Spell Out Tenant’s Obligations After Zoning Change

Spell Out Tenant’s Obligations After Zoning Change



If you own a mixed-use building that has retail stores on the ground floor and residential units on the floors above, with the ground floor specifically zoned for retail use, be aware of additional lease considerations. Namely, you’ll need to factor in the potential for zoning changes in your leases.

This will be part of negotiations with tenants, who are likely to be concerned that if zoning laws change, they won’t be able to operate their businesses. They’ll be worried that they’ll still be on the hook for a multi-year lease. Termination rights will be implicated here. But you can protect your interests in such a situation, so that you won’t lose out on rent if a tenant can no longer use the space.

A so-called “partial invalidity” clause will protect you. This provision says that if a court invalidates any provision of the lease, the rest of the lease still remains in effect. That means that, if something happens that prevents the tenant from using the space as it intended—that is, according to the uses stated in the lease’s use clause—there’s nothing stopping you from forcing the tenant to still meet all of its lease obligations.

While a small tenant or one without much leverage might agree to a partial invalidity clause without much negotiation, a savvy tenant will want to avoid this situation by getting the option to terminate the lease in that event. But it’s crucial to limit that termination right. You can demand that the tenant make its decision to terminate by a certain deadline or loses its right to terminate the lease.
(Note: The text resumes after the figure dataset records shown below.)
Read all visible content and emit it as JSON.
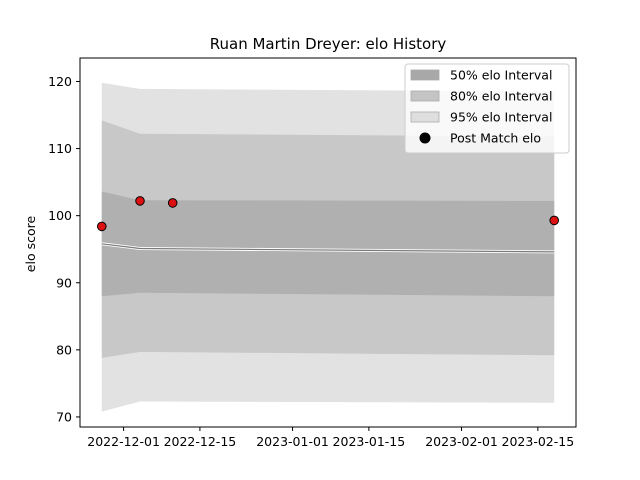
{
  "chart_data": {
    "type": "area",
    "title": "Ruan Martin Dreyer: elo History",
    "xlabel": "",
    "ylabel": "elo score",
    "x_ticks": [
      "2022-12-01",
      "2022-12-15",
      "2023-01-01",
      "2023-01-15",
      "2023-02-01",
      "2023-02-15"
    ],
    "xlim": [
      "2022-11-23",
      "2023-02-22"
    ],
    "y_ticks": [
      70,
      80,
      90,
      100,
      110,
      120
    ],
    "ylim": [
      68.5,
      123.5
    ],
    "grid": false,
    "legend_position": "top-right",
    "x": [
      "2022-11-27",
      "2022-12-04",
      "2023-02-18"
    ],
    "mean": [
      95.8,
      95.1,
      94.6
    ],
    "series": [
      {
        "name": "50% elo Interval",
        "color": "#b0b0b0",
        "lower": [
          88.0,
          88.5,
          88.0
        ],
        "upper": [
          103.6,
          102.3,
          102.2
        ]
      },
      {
        "name": "80% elo Interval",
        "color": "#c8c8c8",
        "lower": [
          78.8,
          79.7,
          79.2
        ],
        "upper": [
          114.2,
          112.2,
          111.8
        ]
      },
      {
        "name": "95% elo Interval",
        "color": "#e2e2e2",
        "lower": [
          70.8,
          72.3,
          72.1
        ],
        "upper": [
          119.8,
          118.9,
          118.5
        ]
      }
    ],
    "points": {
      "name": "Post Match elo",
      "color": "#dd1111",
      "x": [
        "2022-11-27",
        "2022-12-04",
        "2022-12-10",
        "2023-02-18"
      ],
      "y": [
        98.4,
        102.2,
        101.9,
        99.3
      ]
    }
  }
}
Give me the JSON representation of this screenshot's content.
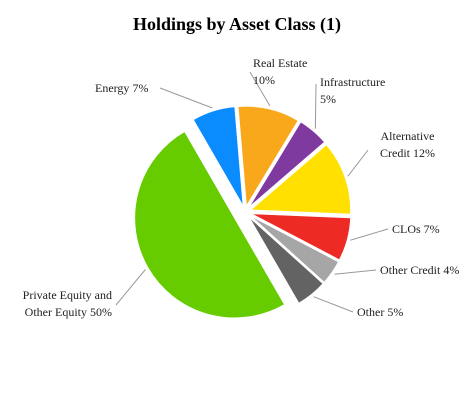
{
  "chart_data": {
    "type": "pie",
    "title": "Holdings by Asset Class (1)",
    "categories": [
      "Energy",
      "Real Estate",
      "Infrastructure",
      "Alternative Credit",
      "CLOs",
      "Other Credit",
      "Other",
      "Private Equity and Other Equity"
    ],
    "values": [
      7,
      10,
      5,
      12,
      7,
      4,
      5,
      50
    ],
    "value_labels": [
      "7%",
      "10%",
      "5%",
      "12%",
      "7%",
      "4%",
      "5%",
      "50%"
    ],
    "colors": [
      "#0a8cff",
      "#f9a81b",
      "#7f3aa0",
      "#ffe000",
      "#ee2a24",
      "#a6a6a6",
      "#636363",
      "#66cc00"
    ]
  }
}
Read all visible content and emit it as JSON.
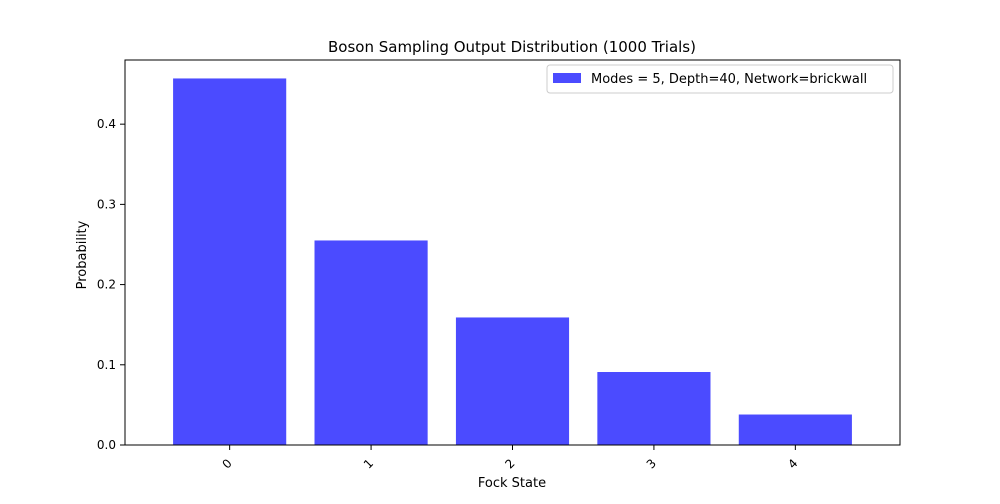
{
  "chart_data": {
    "type": "bar",
    "title": "Boson Sampling Output Distribution (1000 Trials)",
    "xlabel": "Fock State",
    "ylabel": "Probability",
    "categories": [
      "0",
      "1",
      "2",
      "3",
      "4"
    ],
    "series": [
      {
        "name": "Modes = 5, Depth=40, Network=brickwall",
        "values": [
          0.457,
          0.255,
          0.159,
          0.091,
          0.038
        ],
        "color": "#4b4bff"
      }
    ],
    "ylim": [
      0,
      0.48
    ],
    "yticks": [
      0.0,
      0.1,
      0.2,
      0.3,
      0.4
    ],
    "ytick_labels": [
      "0.0",
      "0.1",
      "0.2",
      "0.3",
      "0.4"
    ],
    "xtick_rotation": 45,
    "grid": false,
    "legend_position": "top-right"
  }
}
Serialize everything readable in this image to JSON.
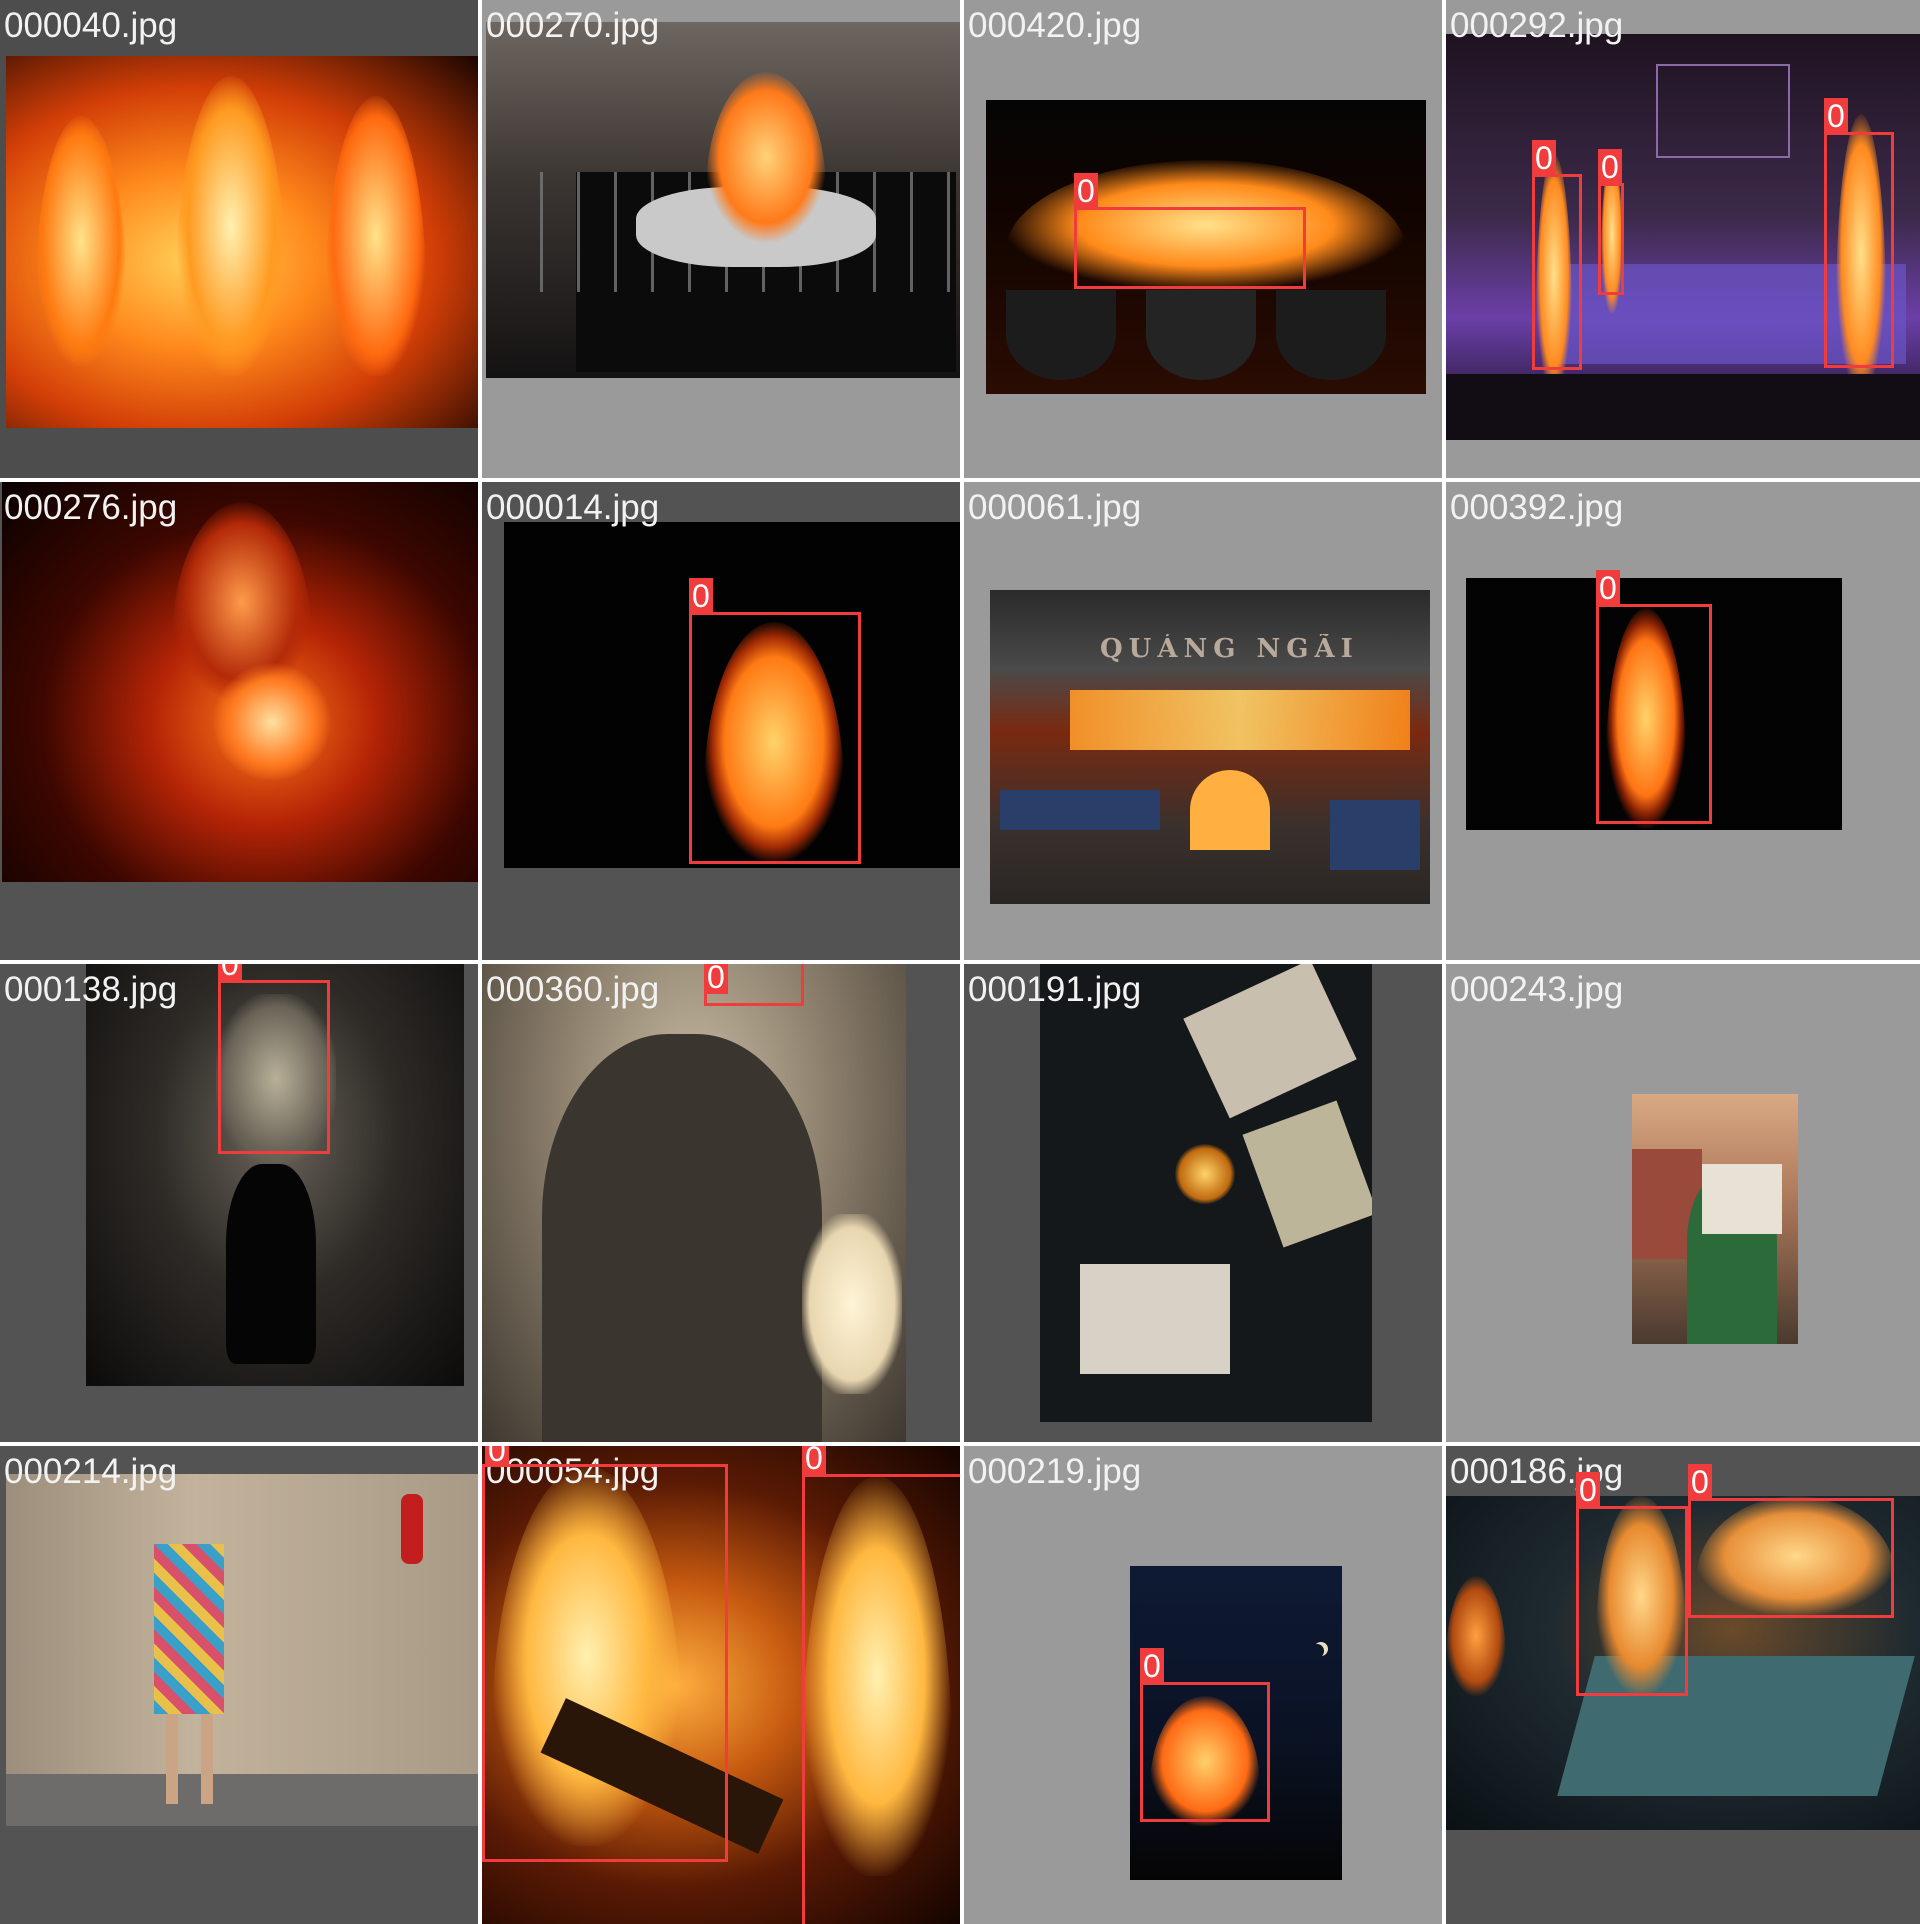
{
  "grid": {
    "tiles": [
      {
        "filename": "000040.jpg",
        "detections": []
      },
      {
        "filename": "000270.jpg",
        "detections": []
      },
      {
        "filename": "000420.jpg",
        "detections": [
          {
            "class_label": "0"
          }
        ]
      },
      {
        "filename": "000292.jpg",
        "detections": [
          {
            "class_label": "0"
          },
          {
            "class_label": "0"
          },
          {
            "class_label": "0"
          }
        ]
      },
      {
        "filename": "000276.jpg",
        "detections": []
      },
      {
        "filename": "000014.jpg",
        "detections": [
          {
            "class_label": "0"
          }
        ]
      },
      {
        "filename": "000061.jpg",
        "detections": [],
        "sign_text": "QUẢNG NGÃI"
      },
      {
        "filename": "000392.jpg",
        "detections": [
          {
            "class_label": "0"
          }
        ]
      },
      {
        "filename": "000138.jpg",
        "detections": [
          {
            "class_label": "0"
          }
        ]
      },
      {
        "filename": "000360.jpg",
        "detections": [
          {
            "class_label": "0"
          }
        ]
      },
      {
        "filename": "000191.jpg",
        "detections": []
      },
      {
        "filename": "000243.jpg",
        "detections": []
      },
      {
        "filename": "000214.jpg",
        "detections": []
      },
      {
        "filename": "000054.jpg",
        "detections": [
          {
            "class_label": "0"
          },
          {
            "class_label": "0"
          }
        ]
      },
      {
        "filename": "000219.jpg",
        "detections": [
          {
            "class_label": "0"
          }
        ]
      },
      {
        "filename": "000186.jpg",
        "detections": [
          {
            "class_label": "0"
          },
          {
            "class_label": "0"
          }
        ]
      }
    ]
  },
  "colors": {
    "box": "#f03c3c",
    "label_text": "#f2f2f2",
    "gray_dark": "#535353",
    "gray_light": "#9a9a9a"
  }
}
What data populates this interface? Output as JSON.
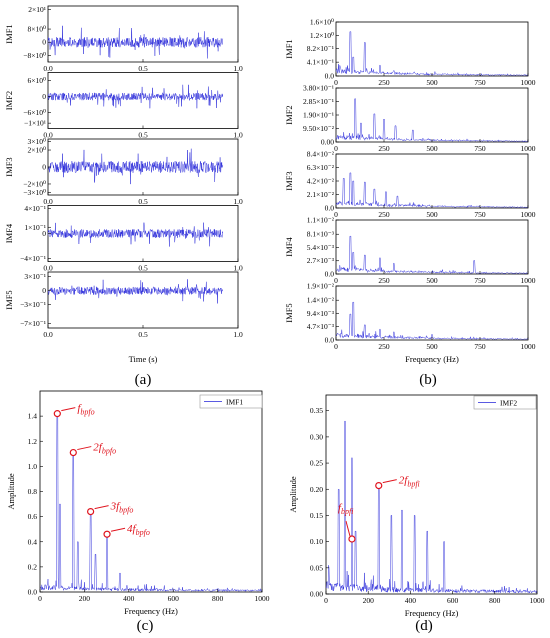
{
  "panels": {
    "a": {
      "caption": "(a)",
      "xlabel": "Time (s)",
      "xticks": [
        "0.0",
        "0.5",
        "1.0"
      ],
      "xlim": [
        0,
        1.0
      ],
      "data_end": 0.92,
      "subplots": [
        {
          "name": "IMF1",
          "yticks": [
            "2×10¹",
            "8×10⁰",
            "0",
            "−8×10⁰"
          ],
          "ytick_values": [
            20,
            8,
            0,
            -8
          ],
          "ylim": [
            -12,
            22
          ],
          "amp": 9
        },
        {
          "name": "IMF2",
          "yticks": [
            "6×10⁰",
            "0",
            "−6×10⁰",
            "−1×10¹"
          ],
          "ytick_values": [
            6,
            0,
            -6,
            -10
          ],
          "ylim": [
            -12,
            9
          ],
          "amp": 4
        },
        {
          "name": "IMF3",
          "yticks": [
            "3×10⁰",
            "2×10⁰",
            "0",
            "−2×10⁰",
            "−3×10⁰"
          ],
          "ytick_values": [
            3,
            2,
            0,
            -2,
            -3
          ],
          "ylim": [
            -3.3,
            3.3
          ],
          "amp": 2
        },
        {
          "name": "IMF4",
          "yticks": [
            "4×10⁻¹",
            "1×10⁻¹",
            "0",
            "−4×10⁻¹"
          ],
          "ytick_values": [
            4,
            1,
            0,
            -4
          ],
          "ylim": [
            -4.5,
            4.5
          ],
          "amp": 2
        },
        {
          "name": "IMF5",
          "yticks": [
            "3×10⁻¹",
            "0",
            "−3×10⁻¹",
            "−7×10⁻¹"
          ],
          "ytick_values": [
            3,
            0,
            -3,
            -7
          ],
          "ylim": [
            -8,
            4
          ],
          "amp": 2.5
        }
      ]
    },
    "b": {
      "caption": "(b)",
      "xlabel": "Frequency (Hz)",
      "xticks": [
        "0",
        "250",
        "500",
        "750",
        "1000"
      ],
      "xlim": [
        0,
        1000
      ],
      "subplots": [
        {
          "name": "IMF1",
          "yticks": [
            "1.6×10⁰",
            "1.2×10⁰",
            "8.2×10⁻¹",
            "4.1×10⁻¹",
            "0.0"
          ],
          "ytick_values": [
            1.6,
            1.2,
            0.82,
            0.41,
            0
          ],
          "ylim": [
            0,
            1.6
          ]
        },
        {
          "name": "IMF2",
          "yticks": [
            "3.80×10⁻¹",
            "2.85×10⁻¹",
            "1.90×10⁻¹",
            "9.50×10⁻²",
            "0.00"
          ],
          "ytick_values": [
            0.38,
            0.285,
            0.19,
            0.095,
            0
          ],
          "ylim": [
            0,
            0.38
          ]
        },
        {
          "name": "IMF3",
          "yticks": [
            "8.4×10⁻²",
            "6.3×10⁻²",
            "4.2×10⁻²",
            "2.1×10⁻²",
            "0.0"
          ],
          "ytick_values": [
            0.084,
            0.063,
            0.042,
            0.021,
            0
          ],
          "ylim": [
            0,
            0.084
          ]
        },
        {
          "name": "IMF4",
          "yticks": [
            "1.1×10⁻²",
            "8.1×10⁻³",
            "5.4×10⁻³",
            "2.7×10⁻³",
            "0.0"
          ],
          "ytick_values": [
            0.011,
            0.0081,
            0.0054,
            0.0027,
            0
          ],
          "ylim": [
            0,
            0.011
          ]
        },
        {
          "name": "IMF5",
          "yticks": [
            "1.9×10⁻²",
            "1.4×10⁻²",
            "9.4×10⁻³",
            "4.7×10⁻³",
            "0.0"
          ],
          "ytick_values": [
            0.019,
            0.014,
            0.0094,
            0.0047,
            0
          ],
          "ylim": [
            0,
            0.019
          ]
        }
      ]
    },
    "c": {
      "caption": "(c)",
      "xlabel": "Frequency (Hz)",
      "ylabel": "Amplitude",
      "legend": "IMF1",
      "xticks": [
        "0",
        "200",
        "400",
        "600",
        "800",
        "1000"
      ],
      "xtick_values": [
        0,
        200,
        400,
        600,
        800,
        1000
      ],
      "yticks": [
        "0.0",
        "0.2",
        "0.4",
        "0.6",
        "0.8",
        "1.0",
        "1.2",
        "1.4"
      ],
      "ytick_values": [
        0,
        0.2,
        0.4,
        0.6,
        0.8,
        1.0,
        1.2,
        1.4
      ],
      "xlim": [
        0,
        1000
      ],
      "ylim": [
        0,
        1.6
      ],
      "annotations": [
        {
          "label": "f",
          "sub": "bpfo",
          "x": 78,
          "y": 1.42
        },
        {
          "label": "2f",
          "sub": "bpfo",
          "x": 150,
          "y": 1.11
        },
        {
          "label": "3f",
          "sub": "bpfo",
          "x": 228,
          "y": 0.64
        },
        {
          "label": "4f",
          "sub": "bpfo",
          "x": 302,
          "y": 0.46
        }
      ]
    },
    "d": {
      "caption": "(d)",
      "xlabel": "Frequency (Hz)",
      "ylabel": "Amplitude",
      "legend": "IMF2",
      "xticks": [
        "0",
        "200",
        "400",
        "600",
        "800",
        "1000"
      ],
      "xtick_values": [
        0,
        200,
        400,
        600,
        800,
        1000
      ],
      "yticks": [
        "0.00",
        "0.05",
        "0.10",
        "0.15",
        "0.20",
        "0.25",
        "0.30",
        "0.35"
      ],
      "ytick_values": [
        0,
        0.05,
        0.1,
        0.15,
        0.2,
        0.25,
        0.3,
        0.35
      ],
      "xlim": [
        0,
        1000
      ],
      "ylim": [
        0,
        0.38
      ],
      "annotations": [
        {
          "label": "f",
          "sub": "bpfi",
          "x": 123,
          "y": 0.105
        },
        {
          "label": "2f",
          "sub": "bpfi",
          "x": 250,
          "y": 0.207
        }
      ]
    }
  },
  "chart_data": [
    {
      "type": "line",
      "panel": "a",
      "title": "",
      "xlabel": "Time (s)",
      "xlim": [
        0,
        1.0
      ],
      "series": [
        {
          "name": "IMF1",
          "ylim": [
            -12,
            22
          ]
        },
        {
          "name": "IMF2",
          "ylim": [
            -12,
            9
          ]
        },
        {
          "name": "IMF3",
          "ylim": [
            -3.3,
            3.3
          ]
        },
        {
          "name": "IMF4",
          "ylim": [
            -4.5,
            4.5
          ]
        },
        {
          "name": "IMF5",
          "ylim": [
            -8,
            4
          ]
        }
      ]
    },
    {
      "type": "line",
      "panel": "b",
      "title": "",
      "xlabel": "Frequency (Hz)",
      "xlim": [
        0,
        1000
      ],
      "series": [
        {
          "name": "IMF1",
          "ylim": [
            0,
            1.6
          ]
        },
        {
          "name": "IMF2",
          "ylim": [
            0,
            0.38
          ]
        },
        {
          "name": "IMF3",
          "ylim": [
            0,
            0.084
          ]
        },
        {
          "name": "IMF4",
          "ylim": [
            0,
            0.011
          ]
        },
        {
          "name": "IMF5",
          "ylim": [
            0,
            0.019
          ]
        }
      ]
    },
    {
      "type": "line",
      "panel": "c",
      "title": "",
      "xlabel": "Frequency (Hz)",
      "ylabel": "Amplitude",
      "xlim": [
        0,
        1000
      ],
      "ylim": [
        0,
        1.6
      ],
      "series": [
        {
          "name": "IMF1",
          "peaks": [
            {
              "x": 78,
              "y": 1.42
            },
            {
              "x": 150,
              "y": 1.11
            },
            {
              "x": 228,
              "y": 0.64
            },
            {
              "x": 302,
              "y": 0.46
            }
          ]
        }
      ]
    },
    {
      "type": "line",
      "panel": "d",
      "title": "",
      "xlabel": "Frequency (Hz)",
      "ylabel": "Amplitude",
      "xlim": [
        0,
        1000
      ],
      "ylim": [
        0,
        0.38
      ],
      "series": [
        {
          "name": "IMF2",
          "peaks": [
            {
              "x": 123,
              "y": 0.105
            },
            {
              "x": 250,
              "y": 0.207
            }
          ]
        }
      ]
    }
  ],
  "colors": {
    "signal": "#2323d8",
    "annotation": "#e0141e",
    "frame": "#000000"
  }
}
Remember to specify that the tenant will still be responsible for meeting any obligations that arose before the termination. This protects you if, for example, the tenant was behind on its rent at the time of termination. Also, it’s not uncommon for an owner to ask that the tenant pay any back rent before it can terminate the lease. And make sure that the tenant is responsible for damage to the space that occurred while it was still doing business there.